-
Notifications
You must be signed in to change notification settings - Fork 3.6k
Description
Describe the issue
I seem to have stumbled upon a bug in the _create_inference_session method that causes execution provider fallback to be incorrectly overwritten, defaulting to CPU even when GPU acceleration is available. Additionally there also seems to be a slight typo in the code which can affect using the NvTensorRTRTXExecutionProvider provider when passed as a tuple.
onnxruntime/onnxruntime/python/onnxruntime_inference_collection.py
Lines 488 to 537 in 986b66a
| def _create_inference_session(self, providers, provider_options, disabled_optimizers=None): | |
| available_providers = C.get_available_providers() | |
| # Tensorrt can fall back to CUDA if it's explicitly assigned.

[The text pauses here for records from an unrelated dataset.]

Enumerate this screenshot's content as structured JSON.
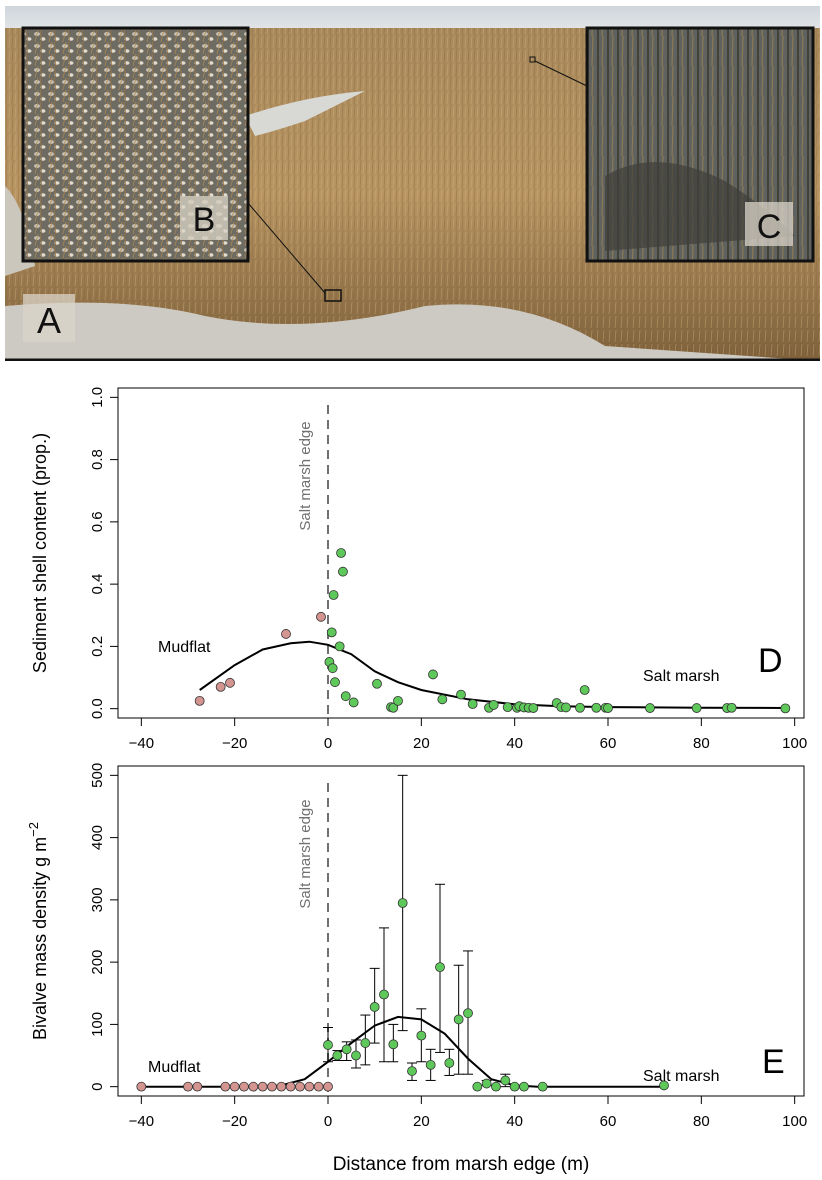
{
  "photo": {
    "panel_labels": {
      "a": "A",
      "b": "B",
      "c": "C"
    }
  },
  "charts": [
    {
      "type": "scatter",
      "panel_label": "D",
      "ylabel": "Sediment shell content (prop.)",
      "xlim": [
        -45,
        102
      ],
      "ylim": [
        -0.03,
        1.03
      ],
      "xticks": [
        -40,
        -20,
        0,
        20,
        40,
        60,
        80,
        100
      ],
      "yticks": [
        0.0,
        0.2,
        0.4,
        0.6,
        0.8,
        1.0
      ],
      "ytick_labels": [
        "0.0",
        "0.2",
        "0.4",
        "0.6",
        "0.8",
        "1.0"
      ],
      "edge_label": "Salt marsh edge",
      "annotations": {
        "mudflat": "Mudflat",
        "salt_marsh": "Salt marsh"
      },
      "colors": {
        "mudflat": "#d49490",
        "salt_marsh": "#5ec95a"
      },
      "mudflat_points": [
        [
          -27.5,
          0.025
        ],
        [
          -23,
          0.07
        ],
        [
          -21,
          0.083
        ],
        [
          -9,
          0.24
        ],
        [
          -1.5,
          0.295
        ]
      ],
      "salt_marsh_points": [
        [
          0.3,
          0.15
        ],
        [
          0.8,
          0.245
        ],
        [
          1,
          0.13
        ],
        [
          1.2,
          0.365
        ],
        [
          1.5,
          0.085
        ],
        [
          2.5,
          0.2
        ],
        [
          2.8,
          0.5
        ],
        [
          3.2,
          0.44
        ],
        [
          3.8,
          0.04
        ],
        [
          5.5,
          0.02
        ],
        [
          10.5,
          0.08
        ],
        [
          13.5,
          0.005
        ],
        [
          14,
          0.003
        ],
        [
          15,
          0.025
        ],
        [
          22.5,
          0.11
        ],
        [
          24.5,
          0.03
        ],
        [
          28.5,
          0.045
        ],
        [
          31,
          0.015
        ],
        [
          34.5,
          0.003
        ],
        [
          35.5,
          0.012
        ],
        [
          38.5,
          0.005
        ],
        [
          40.5,
          0.003
        ],
        [
          41,
          0.008
        ],
        [
          42,
          0.004
        ],
        [
          43,
          0.003
        ],
        [
          44,
          0.002
        ],
        [
          49,
          0.018
        ],
        [
          50,
          0.005
        ],
        [
          51,
          0.004
        ],
        [
          54,
          0.003
        ],
        [
          55,
          0.06
        ],
        [
          57.5,
          0.003
        ],
        [
          59.5,
          0.003
        ],
        [
          60,
          0.002
        ],
        [
          69,
          0.002
        ],
        [
          79,
          0.002
        ],
        [
          85.5,
          0.002
        ],
        [
          86.5,
          0.003
        ],
        [
          98,
          0.001
        ]
      ],
      "fit_curve": [
        [
          -27.5,
          0.06
        ],
        [
          -20,
          0.14
        ],
        [
          -14,
          0.19
        ],
        [
          -8,
          0.21
        ],
        [
          -4,
          0.215
        ],
        [
          0,
          0.205
        ],
        [
          5,
          0.175
        ],
        [
          10,
          0.12
        ],
        [
          15,
          0.085
        ],
        [
          20,
          0.06
        ],
        [
          30,
          0.03
        ],
        [
          40,
          0.014
        ],
        [
          50,
          0.008
        ],
        [
          60,
          0.005
        ],
        [
          80,
          0.003
        ],
        [
          98,
          0.002
        ]
      ]
    },
    {
      "type": "scatter",
      "panel_label": "E",
      "ylabel_main": "Bivalve mass density g m",
      "ylabel_sup": "−2",
      "xlabel": "Distance from marsh edge (m)",
      "xlim": [
        -45,
        102
      ],
      "ylim": [
        -15,
        515
      ],
      "xticks": [
        -40,
        -20,
        0,
        20,
        40,
        60,
        80,
        100
      ],
      "yticks": [
        0,
        100,
        200,
        300,
        400,
        500
      ],
      "edge_label": "Salt marsh edge",
      "annotations": {
        "mudflat": "Mudflat",
        "salt_marsh": "Salt marsh"
      },
      "colors": {
        "mudflat": "#d49490",
        "salt_marsh": "#5ec95a"
      },
      "mudflat_points": [
        [
          -40,
          0
        ],
        [
          -30,
          0
        ],
        [
          -28,
          0
        ],
        [
          -22,
          0
        ],
        [
          -20,
          0
        ],
        [
          -18,
          0
        ],
        [
          -16,
          0
        ],
        [
          -14,
          0
        ],
        [
          -12,
          0
        ],
        [
          -10,
          0
        ],
        [
          -8,
          0
        ],
        [
          -6,
          0
        ],
        [
          -4,
          0
        ],
        [
          -2,
          0
        ],
        [
          0,
          0
        ]
      ],
      "salt_marsh_points": [
        {
          "x": 0,
          "y": 67,
          "lo": 40,
          "hi": 95
        },
        {
          "x": 2,
          "y": 50,
          "lo": 42,
          "hi": 58
        },
        {
          "x": 4,
          "y": 60,
          "lo": 42,
          "hi": 72
        },
        {
          "x": 6,
          "y": 50,
          "lo": 30,
          "hi": 75
        },
        {
          "x": 8,
          "y": 70,
          "lo": 35,
          "hi": 115
        },
        {
          "x": 10,
          "y": 128,
          "lo": 70,
          "hi": 190
        },
        {
          "x": 12,
          "y": 148,
          "lo": 40,
          "hi": 255
        },
        {
          "x": 14,
          "y": 68,
          "lo": 40,
          "hi": 100
        },
        {
          "x": 16,
          "y": 295,
          "lo": 90,
          "hi": 500
        },
        {
          "x": 18,
          "y": 25,
          "lo": 10,
          "hi": 38
        },
        {
          "x": 20,
          "y": 82,
          "lo": 40,
          "hi": 125
        },
        {
          "x": 22,
          "y": 35,
          "lo": 10,
          "hi": 60
        },
        {
          "x": 24,
          "y": 192,
          "lo": 55,
          "hi": 325
        },
        {
          "x": 26,
          "y": 38,
          "lo": 18,
          "hi": 60
        },
        {
          "x": 28,
          "y": 108,
          "lo": 20,
          "hi": 195
        },
        {
          "x": 30,
          "y": 118,
          "lo": 20,
          "hi": 218
        },
        {
          "x": 32,
          "y": 0,
          "lo": 0,
          "hi": 0
        },
        {
          "x": 34,
          "y": 5,
          "lo": 2,
          "hi": 10
        },
        {
          "x": 36,
          "y": 0,
          "lo": 0,
          "hi": 0
        },
        {
          "x": 38,
          "y": 10,
          "lo": 0,
          "hi": 20
        },
        {
          "x": 40,
          "y": 0,
          "lo": 0,
          "hi": 0
        },
        {
          "x": 42,
          "y": 0,
          "lo": 0,
          "hi": 0
        },
        {
          "x": 46,
          "y": 0,
          "lo": 0,
          "hi": 0
        },
        {
          "x": 72,
          "y": 2,
          "lo": 2,
          "hi": 2
        }
      ],
      "fit_curve": [
        [
          -40,
          0
        ],
        [
          -15,
          0
        ],
        [
          -10,
          2
        ],
        [
          -5,
          12
        ],
        [
          0,
          40
        ],
        [
          5,
          70
        ],
        [
          10,
          98
        ],
        [
          15,
          112
        ],
        [
          20,
          108
        ],
        [
          25,
          85
        ],
        [
          30,
          45
        ],
        [
          35,
          12
        ],
        [
          40,
          2
        ],
        [
          45,
          0
        ],
        [
          72,
          0
        ]
      ]
    }
  ]
}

All others fall back to CPU. | |
| if "TensorrtExecutionProvider" in available_providers: | |
| if ( | |
| providers | |
| and any( | |
| provider == "CUDAExecutionProvider" | |
| or (isinstance(provider, tuple) and provider[0] == "CUDAExecutionProvider") | |
| for provider in providers | |
| ) | |
| and any( | |
| provider == "TensorrtExecutionProvider" | |
| or (isinstance(provider, tuple) and provider[0] == "TensorrtExecutionProvider") | |
| for provider in providers | |
| ) | |
| ): | |
| self._fallback_providers = ["CUDAExecutionProvider", "CPUExecutionProvider"] | |
| else: | |
| self._fallback_providers = ["CPUExecutionProvider"] | |
| if "NvTensorRTRTXExecutionProvider" in available_providers: | |
| if ( | |
| providers | |
| and any( | |
| provider == "CUDAExecutionProvider" | |
| or (isinstance(provider, tuple) and provider[0] == "CUDAExecutionProvider") | |
| for provider in providers | |
| ) | |
| and any( | |
| provider == "NvTensorRTRTXExecutionProvider" | |
| or (isinstance(provider, tuple) and provider[0] == "NvExecutionProvider") | |
| for provider in providers | |
| ) | |
| ): | |
| self._fallback_providers = ["CUDAExecutionProvider", "CPUExecutionProvider"] | |
| else: | |
| self._fallback_providers = ["CPUExecutionProvider"] | |
| # MIGraphX can fall back to ROCM if it's explicitly assigned. All others fall back to CPU. | |
| elif "MIGraphXExecutionProvider" in available_providers: | |
| if providers and any( | |
| provider == "ROCMExecutionProvider" | |
| or (isinstance(provider, tuple) and provider[0] == "ROCMExecutionProvider") | |
| for provider in providers | |
| ): | |
| self._fallback_providers = ["ROCMExecutionProvider", "CPUExecutionProvider"] | |
| else: | |
| self._fallback_providers = ["CPUExecutionProvider"] | |
| else: | |
| self._fallback_providers = ["CPUExecutionProvider"] |
here I'm referring to this structure:
if "TensorrtExecutionProvider" in available_providers:
# Sets fallback to ["CUDAExecutionProvider", "CPUExecutionProvider"] when both TensorRT and CUDA requested
if "NvTensorRTRTXExecutionProvider" in available_providers: # Should be elif!
...
elif "MIGraphXExecutionProvider" in available_providers:
...
else:
self._fallback_providers = ["CPUExecutionProvider"]where any run of the if-elif-else statements can overwrite the fallback providers set where TensorRT is available.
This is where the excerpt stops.